RAISE your glasses – Guinness is celebrating its 250th birthday! The legendary Irish dry stout has grown into one of the world’s biggest beer brands –proving its slogan that “good things come to those who wait”.

I am a pretty big fan of the beer but since it is quite filling, I usually drink it in a Black and Tan. For those of you who are not beer drinkers, a Black and Tan is half Guinness and half Bass Ale. Yummy! Anyway, happy birthday my dark friend and here’s to another 250 years!

Here are some interesting facts about the dark brew:

IRISH brewer Arthur Guinness created the drink, aged 27, in 1752.

Guinness exports from the UK were banned in 1944 as Britain fought the Nazi. The ban was not lifted until 1947, two years after the war ended.

The perfect pour should take 119.5 seconds and be done at a 45-degree angle. It should ideally be served at 42.8F.Guinness contains only 198 calories a pint. That is less than most light beer, wine, orange juice, or even light milk.

Almost 2billion pints of Guinness are sold worldwide every year.

Guinness is brewed in more than 150 countries, including Nigeria and Indonesia.

About 40% of all Guinness sales are in Africa.

Guinness does not, as many think, contain oatmeal. It includes malted barley, hops, yeast, and water.

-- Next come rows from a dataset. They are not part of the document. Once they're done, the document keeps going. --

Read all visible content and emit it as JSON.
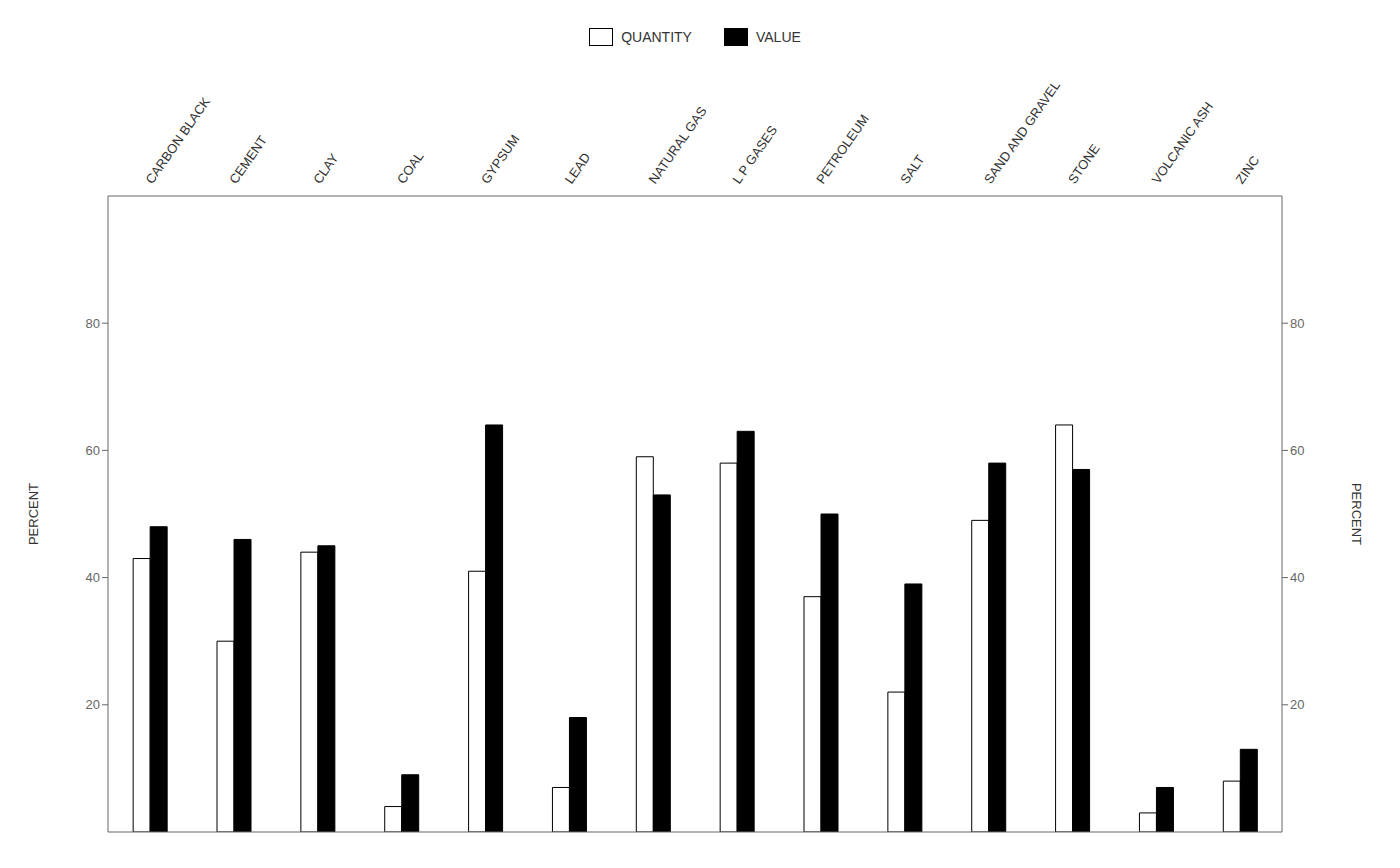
{
  "chart_data": {
    "type": "bar",
    "categories": [
      "CARBON BLACK",
      "CEMENT",
      "CLAY",
      "COAL",
      "GYPSUM",
      "LEAD",
      "NATURAL GAS",
      "L P GASES",
      "PETROLEUM",
      "SALT",
      "SAND AND GRAVEL",
      "STONE",
      "VOLCANIC ASH",
      "ZINC"
    ],
    "series": [
      {
        "name": "QUANTITY",
        "color": "white",
        "values": [
          43,
          30,
          44,
          4,
          41,
          7,
          59,
          58,
          37,
          22,
          49,
          64,
          3,
          8
        ]
      },
      {
        "name": "VALUE",
        "color": "black",
        "values": [
          48,
          46,
          45,
          9,
          64,
          18,
          53,
          63,
          50,
          39,
          58,
          57,
          7,
          13
        ]
      }
    ],
    "y_label": "PERCENT",
    "y2_label": "PERCENT",
    "ylim": [
      0,
      100
    ],
    "yticks": [
      20,
      40,
      60,
      80
    ],
    "y2lim": [
      0,
      100
    ],
    "y2ticks": [
      20,
      40,
      60,
      80
    ],
    "grid": false,
    "legend": "top"
  }
}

The beer is not black, but a dark red from how the barley is flaked and roasted. Its white head is made up of nitrogen bubbles.

Male Guinness workers over 21 used to be given a two-pint-a-day allowance.

The 1999 TV advert showing a surfer was voted the best commercial of all time.

Nicknames for the drink include Arthur G, a pint of black stuff and Arthur Scargill.

In 2006, more Guinness was sold in Canada than in Ireland.

Guinness was the first beer to offer a “draught” experience in a can, using a device called a “widget”.

Experts recommend drinking half (6 ounces) of Guinness three times a week, to help stimulate breast milk production for new mothers.

Guinness has antioxidants that slow the build-up of cholesterol, proving the legendary ad slogan “Guinness is good for you”.